An erstwhile Director-General of the Voice of Nigeria, VON, Osita Okechukwu, says the Peoples Democratic Party, PDP, should be held responsible for Nigeria’s slide towards becoming a one-party state, not the ruling All Progressives Congress, APC.
Okechukwu made this statement on Sunday in Enugu while reacting to insinuations that APC and, by extension, President Bola Tinubu, were responsible for the weak opposition in the country.
The former VON boss described the insinuations that the ruling APC was the architect of the emerging one-party state as misplaced.
According to him, PDP members had been inflicted by the same ‘humongous culture of impunity’ it planted in the country’s political culture in their 16 years of being power.
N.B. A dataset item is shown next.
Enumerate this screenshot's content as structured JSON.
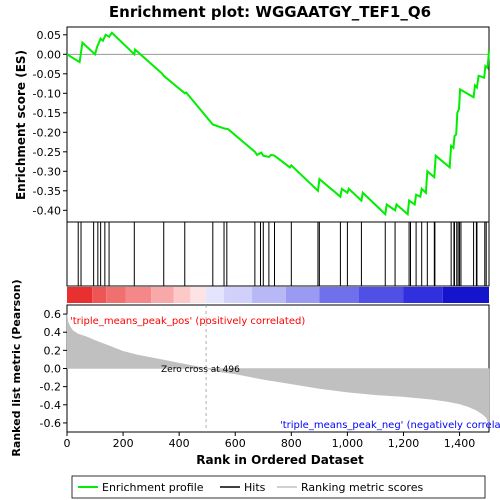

Okechukwu, a founding member of the APC, said Nigeria will naturally slide into a one-party state, as PDP, the country’s major opposition party with more than 10 governors, has been afflicted by the stomach infrastructure syndrome.
“One, without being immodest, can recall how Alhaji Buba Galadima, the then National Secretary of CPC, was arrested and hounded on eve of the 2007 general elections and offered all manner of carrots to abandon CPC and, by extension former President Muhammadu Buhari,” he said.
He reminisced that since the APC merger in 2013, PDP members had converted APC to a rehabilitation centre instead of adopting the prerequisite ingredients of opposition – resilience, grit and patience.
He stated that it was the culture of impunity that made PDP to off-handedly jettison the rotation convention of President from the North to the South and even Section 7 of its Constitution, which made rotation mandatory.
“Imagine the breach of rotation convention by the PDP leadership, not minding the unintended consequences, with the erroneous thought that His Excellency, Atiku Abubakar, will unlock the northern electorate from their dormitory to vote PDP in the 2023 presidential election.
“This is a misjudgment, pure and simple, with its collateral damage, one of which is one-party state.
“They (PDP) are at it again with fake arithmetic of South’s 17 years and North’s 11 years rule since 1999, as if Nigeria got independence in 1999,” Okechukwu said.